Yıllarını konut sektöründe geçirmiş biri olarak gönül rahatlığıyla şunu söyleyebilirim ki; devir “Dikili bir ağacınız olmasın” devri. Konutların bugünkü fiyatlarıyla konut alınmaz, yeni bir eve kiraya çıkılmaz (Deprem riski olmayan durumlarda elbette). Devir küçülme devri. Dönem bekleme dönemi. Eğer diyorsanız ki, evim depreme dayanıklı değil eninde sonunda çıkmam gerekecek, o zaman size gelecek hafta 1 milyonun altında konut nereden ve nasıl alınır’ı yazıyor olacağım, bekleyiniz.

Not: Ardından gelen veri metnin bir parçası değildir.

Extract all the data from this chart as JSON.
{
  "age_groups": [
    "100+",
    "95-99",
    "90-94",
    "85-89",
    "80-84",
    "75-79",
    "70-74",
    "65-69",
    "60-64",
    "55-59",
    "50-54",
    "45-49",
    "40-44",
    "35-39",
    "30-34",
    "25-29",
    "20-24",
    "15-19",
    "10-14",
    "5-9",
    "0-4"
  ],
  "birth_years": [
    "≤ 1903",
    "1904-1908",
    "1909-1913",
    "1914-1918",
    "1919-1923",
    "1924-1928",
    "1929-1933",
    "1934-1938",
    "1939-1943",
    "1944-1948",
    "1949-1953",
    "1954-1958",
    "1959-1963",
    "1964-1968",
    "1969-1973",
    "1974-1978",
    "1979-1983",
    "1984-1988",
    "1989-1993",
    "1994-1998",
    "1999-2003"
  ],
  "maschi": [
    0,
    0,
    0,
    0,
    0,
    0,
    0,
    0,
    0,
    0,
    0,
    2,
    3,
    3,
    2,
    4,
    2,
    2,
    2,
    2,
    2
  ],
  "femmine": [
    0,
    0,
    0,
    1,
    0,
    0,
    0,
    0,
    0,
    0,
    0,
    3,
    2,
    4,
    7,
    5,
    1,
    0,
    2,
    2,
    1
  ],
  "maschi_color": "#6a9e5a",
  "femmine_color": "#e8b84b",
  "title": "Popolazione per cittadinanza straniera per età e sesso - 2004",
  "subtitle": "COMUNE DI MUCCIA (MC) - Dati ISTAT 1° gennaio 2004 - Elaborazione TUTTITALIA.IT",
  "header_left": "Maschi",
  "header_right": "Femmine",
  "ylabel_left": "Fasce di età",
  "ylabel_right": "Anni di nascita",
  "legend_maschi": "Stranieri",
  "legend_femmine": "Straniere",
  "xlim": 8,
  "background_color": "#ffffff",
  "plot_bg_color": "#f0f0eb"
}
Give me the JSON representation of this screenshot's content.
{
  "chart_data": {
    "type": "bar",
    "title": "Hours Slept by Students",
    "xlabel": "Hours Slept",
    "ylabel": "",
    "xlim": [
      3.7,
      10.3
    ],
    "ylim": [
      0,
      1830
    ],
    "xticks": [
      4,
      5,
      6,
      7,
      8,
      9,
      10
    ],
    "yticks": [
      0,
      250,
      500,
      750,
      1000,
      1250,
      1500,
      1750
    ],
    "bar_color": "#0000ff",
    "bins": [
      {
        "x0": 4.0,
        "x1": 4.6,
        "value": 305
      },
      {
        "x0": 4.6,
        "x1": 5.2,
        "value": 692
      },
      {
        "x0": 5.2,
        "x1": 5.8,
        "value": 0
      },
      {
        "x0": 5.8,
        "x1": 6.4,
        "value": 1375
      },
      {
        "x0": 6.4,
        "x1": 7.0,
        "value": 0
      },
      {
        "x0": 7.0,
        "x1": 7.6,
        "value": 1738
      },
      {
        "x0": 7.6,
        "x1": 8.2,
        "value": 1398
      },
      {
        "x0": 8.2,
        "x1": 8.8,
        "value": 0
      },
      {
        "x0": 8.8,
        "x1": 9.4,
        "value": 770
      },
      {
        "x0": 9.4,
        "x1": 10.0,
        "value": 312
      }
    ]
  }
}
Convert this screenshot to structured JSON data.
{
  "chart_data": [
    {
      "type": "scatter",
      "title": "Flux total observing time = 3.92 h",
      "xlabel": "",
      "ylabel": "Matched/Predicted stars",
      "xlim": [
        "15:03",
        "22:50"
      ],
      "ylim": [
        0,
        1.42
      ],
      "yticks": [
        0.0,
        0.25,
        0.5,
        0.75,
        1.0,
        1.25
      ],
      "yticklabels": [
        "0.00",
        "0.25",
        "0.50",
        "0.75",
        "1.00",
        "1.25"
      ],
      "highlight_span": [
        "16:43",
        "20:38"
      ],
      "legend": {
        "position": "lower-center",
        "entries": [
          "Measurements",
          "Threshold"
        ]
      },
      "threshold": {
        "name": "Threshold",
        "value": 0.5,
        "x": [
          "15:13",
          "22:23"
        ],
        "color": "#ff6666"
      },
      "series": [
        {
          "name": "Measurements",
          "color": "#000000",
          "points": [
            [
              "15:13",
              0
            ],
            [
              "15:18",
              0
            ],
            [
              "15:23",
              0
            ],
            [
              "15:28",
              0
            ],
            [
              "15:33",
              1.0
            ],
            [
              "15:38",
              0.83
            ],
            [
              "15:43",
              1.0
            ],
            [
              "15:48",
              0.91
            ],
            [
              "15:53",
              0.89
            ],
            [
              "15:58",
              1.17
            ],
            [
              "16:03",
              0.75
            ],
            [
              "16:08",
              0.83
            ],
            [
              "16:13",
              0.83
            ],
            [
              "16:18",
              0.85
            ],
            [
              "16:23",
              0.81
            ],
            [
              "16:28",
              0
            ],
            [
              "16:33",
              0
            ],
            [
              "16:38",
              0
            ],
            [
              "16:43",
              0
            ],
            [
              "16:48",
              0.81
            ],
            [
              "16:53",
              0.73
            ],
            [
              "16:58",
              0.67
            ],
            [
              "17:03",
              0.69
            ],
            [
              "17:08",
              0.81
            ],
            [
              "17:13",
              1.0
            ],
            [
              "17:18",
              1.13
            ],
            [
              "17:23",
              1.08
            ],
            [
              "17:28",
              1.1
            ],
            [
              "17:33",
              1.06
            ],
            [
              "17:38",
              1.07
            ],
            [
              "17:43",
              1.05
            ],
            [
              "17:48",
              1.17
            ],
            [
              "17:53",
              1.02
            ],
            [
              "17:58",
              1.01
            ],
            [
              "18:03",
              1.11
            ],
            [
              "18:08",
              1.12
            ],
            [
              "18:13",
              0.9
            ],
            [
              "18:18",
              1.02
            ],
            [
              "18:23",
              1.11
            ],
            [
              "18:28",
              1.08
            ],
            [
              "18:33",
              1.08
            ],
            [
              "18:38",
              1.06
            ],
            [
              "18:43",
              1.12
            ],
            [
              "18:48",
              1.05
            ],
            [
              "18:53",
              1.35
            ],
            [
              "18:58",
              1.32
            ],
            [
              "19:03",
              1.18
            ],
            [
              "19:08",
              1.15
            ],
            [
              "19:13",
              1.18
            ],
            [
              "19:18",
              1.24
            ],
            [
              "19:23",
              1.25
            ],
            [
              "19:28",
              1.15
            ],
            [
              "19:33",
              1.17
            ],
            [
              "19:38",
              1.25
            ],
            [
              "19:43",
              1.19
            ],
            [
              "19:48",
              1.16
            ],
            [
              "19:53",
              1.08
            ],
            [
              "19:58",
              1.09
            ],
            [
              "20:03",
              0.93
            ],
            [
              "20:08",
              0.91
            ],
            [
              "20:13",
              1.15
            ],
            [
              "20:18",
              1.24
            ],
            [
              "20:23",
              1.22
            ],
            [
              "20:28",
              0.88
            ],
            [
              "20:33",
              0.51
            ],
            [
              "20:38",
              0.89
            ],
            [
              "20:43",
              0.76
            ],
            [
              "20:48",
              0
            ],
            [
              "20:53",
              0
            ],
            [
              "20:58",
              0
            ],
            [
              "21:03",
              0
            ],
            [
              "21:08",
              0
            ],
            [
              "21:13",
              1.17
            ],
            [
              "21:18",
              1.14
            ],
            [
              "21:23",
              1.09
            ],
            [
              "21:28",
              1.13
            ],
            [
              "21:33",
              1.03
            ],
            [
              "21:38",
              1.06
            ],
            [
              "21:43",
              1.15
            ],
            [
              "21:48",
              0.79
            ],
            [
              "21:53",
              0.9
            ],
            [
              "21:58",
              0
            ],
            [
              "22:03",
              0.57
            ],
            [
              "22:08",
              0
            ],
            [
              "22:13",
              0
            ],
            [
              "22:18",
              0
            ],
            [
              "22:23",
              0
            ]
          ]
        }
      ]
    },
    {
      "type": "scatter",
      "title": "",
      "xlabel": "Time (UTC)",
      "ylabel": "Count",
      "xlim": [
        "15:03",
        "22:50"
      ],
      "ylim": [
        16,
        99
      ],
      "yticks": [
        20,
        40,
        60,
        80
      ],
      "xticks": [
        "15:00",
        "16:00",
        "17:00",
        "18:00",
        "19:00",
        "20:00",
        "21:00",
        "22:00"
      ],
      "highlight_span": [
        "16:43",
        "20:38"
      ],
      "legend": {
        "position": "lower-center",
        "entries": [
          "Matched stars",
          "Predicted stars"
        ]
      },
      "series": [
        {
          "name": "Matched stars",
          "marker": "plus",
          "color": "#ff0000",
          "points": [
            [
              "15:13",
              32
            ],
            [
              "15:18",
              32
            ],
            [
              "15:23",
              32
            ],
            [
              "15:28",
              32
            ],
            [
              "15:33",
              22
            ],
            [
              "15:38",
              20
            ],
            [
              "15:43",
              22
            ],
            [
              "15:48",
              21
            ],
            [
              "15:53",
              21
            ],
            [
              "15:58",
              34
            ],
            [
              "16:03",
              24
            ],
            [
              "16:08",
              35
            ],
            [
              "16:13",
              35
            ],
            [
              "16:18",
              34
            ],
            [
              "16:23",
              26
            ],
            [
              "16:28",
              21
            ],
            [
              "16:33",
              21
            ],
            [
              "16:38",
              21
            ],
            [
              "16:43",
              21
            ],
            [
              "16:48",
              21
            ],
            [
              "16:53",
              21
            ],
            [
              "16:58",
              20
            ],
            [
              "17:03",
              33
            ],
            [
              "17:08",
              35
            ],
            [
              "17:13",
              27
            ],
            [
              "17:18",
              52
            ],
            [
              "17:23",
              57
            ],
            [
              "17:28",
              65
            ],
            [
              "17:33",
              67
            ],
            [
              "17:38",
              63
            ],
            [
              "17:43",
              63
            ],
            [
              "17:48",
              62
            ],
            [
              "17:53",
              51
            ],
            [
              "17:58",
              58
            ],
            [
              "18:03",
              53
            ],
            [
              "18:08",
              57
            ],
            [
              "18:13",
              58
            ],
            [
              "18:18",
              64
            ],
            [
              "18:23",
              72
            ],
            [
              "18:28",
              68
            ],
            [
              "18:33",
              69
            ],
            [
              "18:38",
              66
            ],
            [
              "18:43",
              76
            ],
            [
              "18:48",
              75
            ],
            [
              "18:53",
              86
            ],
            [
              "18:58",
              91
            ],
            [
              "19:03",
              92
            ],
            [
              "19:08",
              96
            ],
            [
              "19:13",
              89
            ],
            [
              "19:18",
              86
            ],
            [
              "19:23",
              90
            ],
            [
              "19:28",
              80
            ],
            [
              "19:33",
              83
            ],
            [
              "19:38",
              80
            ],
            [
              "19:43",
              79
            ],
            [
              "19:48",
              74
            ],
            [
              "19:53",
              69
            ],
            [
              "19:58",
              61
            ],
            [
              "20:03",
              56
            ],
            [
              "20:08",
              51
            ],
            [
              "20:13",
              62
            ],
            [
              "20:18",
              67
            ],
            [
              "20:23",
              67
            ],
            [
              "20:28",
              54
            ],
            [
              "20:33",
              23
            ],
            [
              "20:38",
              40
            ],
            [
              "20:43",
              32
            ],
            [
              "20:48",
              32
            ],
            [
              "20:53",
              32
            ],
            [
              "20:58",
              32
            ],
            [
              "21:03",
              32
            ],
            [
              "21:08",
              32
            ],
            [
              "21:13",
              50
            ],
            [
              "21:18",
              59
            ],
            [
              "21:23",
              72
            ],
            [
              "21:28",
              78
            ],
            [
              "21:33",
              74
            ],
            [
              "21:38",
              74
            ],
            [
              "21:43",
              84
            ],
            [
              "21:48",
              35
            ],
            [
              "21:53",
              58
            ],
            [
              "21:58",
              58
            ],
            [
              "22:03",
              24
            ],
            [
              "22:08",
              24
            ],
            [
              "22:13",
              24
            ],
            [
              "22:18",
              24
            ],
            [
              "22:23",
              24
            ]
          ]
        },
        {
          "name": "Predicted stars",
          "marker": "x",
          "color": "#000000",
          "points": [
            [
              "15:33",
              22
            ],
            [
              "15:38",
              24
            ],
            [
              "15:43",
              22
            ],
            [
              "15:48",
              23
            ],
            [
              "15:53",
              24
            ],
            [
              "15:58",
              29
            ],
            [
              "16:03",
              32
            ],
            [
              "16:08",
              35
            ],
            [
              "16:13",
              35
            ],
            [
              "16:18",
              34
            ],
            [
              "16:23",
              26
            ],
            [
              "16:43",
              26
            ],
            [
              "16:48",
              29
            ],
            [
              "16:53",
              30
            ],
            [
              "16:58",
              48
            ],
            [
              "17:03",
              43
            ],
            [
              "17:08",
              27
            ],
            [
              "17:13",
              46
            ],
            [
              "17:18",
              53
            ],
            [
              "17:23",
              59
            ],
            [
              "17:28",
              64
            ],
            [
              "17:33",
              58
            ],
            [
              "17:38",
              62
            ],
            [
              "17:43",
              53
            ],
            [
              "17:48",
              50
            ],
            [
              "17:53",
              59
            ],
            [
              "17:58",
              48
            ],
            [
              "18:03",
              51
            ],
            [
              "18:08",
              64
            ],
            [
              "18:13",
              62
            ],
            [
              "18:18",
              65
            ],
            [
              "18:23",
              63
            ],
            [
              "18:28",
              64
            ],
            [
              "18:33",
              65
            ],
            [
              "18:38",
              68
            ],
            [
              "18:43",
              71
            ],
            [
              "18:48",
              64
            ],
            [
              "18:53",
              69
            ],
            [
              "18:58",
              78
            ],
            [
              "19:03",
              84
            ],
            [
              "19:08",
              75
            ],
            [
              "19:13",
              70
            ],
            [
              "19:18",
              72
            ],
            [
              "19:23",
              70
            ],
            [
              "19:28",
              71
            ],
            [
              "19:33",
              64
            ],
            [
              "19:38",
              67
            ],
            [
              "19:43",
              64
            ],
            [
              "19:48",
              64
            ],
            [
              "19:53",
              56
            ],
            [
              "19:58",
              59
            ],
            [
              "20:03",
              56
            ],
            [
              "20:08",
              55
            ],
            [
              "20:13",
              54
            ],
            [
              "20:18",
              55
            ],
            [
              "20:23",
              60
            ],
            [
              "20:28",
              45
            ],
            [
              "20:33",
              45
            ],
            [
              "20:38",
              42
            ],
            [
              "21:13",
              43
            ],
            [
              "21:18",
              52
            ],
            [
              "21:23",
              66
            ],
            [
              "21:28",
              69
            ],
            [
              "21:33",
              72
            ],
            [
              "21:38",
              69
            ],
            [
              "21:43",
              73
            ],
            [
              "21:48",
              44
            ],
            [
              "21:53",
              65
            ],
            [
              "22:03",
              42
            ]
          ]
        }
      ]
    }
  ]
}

“Zengini fakirden ayıran mesafe her geçen gün artıyor, sefalet daha da dayanılmaz hale geliyor ve nefret daha da kesinleşiyor.” L.S. Marcier

İstanbul’da nereye yatırım yapılmaz?

Topraktan satılan projelere yatırım yapılmaz. Doların en çok etkilediği sektörlerden biri inşaat olduğu için önümüzdeki günlerde çok sayıda iflas haberi bekliyorum.

İstanbul’da nereye yatırım yapılır?

Eski ilçelerdeki eski konutlarda hâlâ yatırım fırsatları var. Örneğin kira çarpanı açısından en iyi bölgelerden biri Samatya. Bu bölgeye muazzam bir talep var. Öğrenciler, yabancı turistler bu bölgede hem ucuz hem merkezi konaklama imkanı buldukları için Samatya’da evler hiç boş kalmıyor. Bu bölgede 20 yılda amorti edilebilecek konut bulmak hâlâ mümkün.

Nereye kaçsak?

Ne için kaçacağınıza karar verin. Ben derim ki, nihai bir yerleşim için kaçmayı düşünüyorsanız mutlaka önce o bölgede dört mevsimi geçirin. Sonra da arsa alın. Hatta mümkünse arazi alın ve üzerine prefabrik veya hafif çelik bir ev yerleştirin. Arsa maliyeti hariç 100 metrekarelik bir evi 100 bin TL’den başlayan, maksimum 300 bin TL’ye varan prefabrik evler bulmak mümkün. Bu evlerin çeşitlerini, iyisini nereden nasıl alacağınızı da bir sonraki yazımda anlatacağım.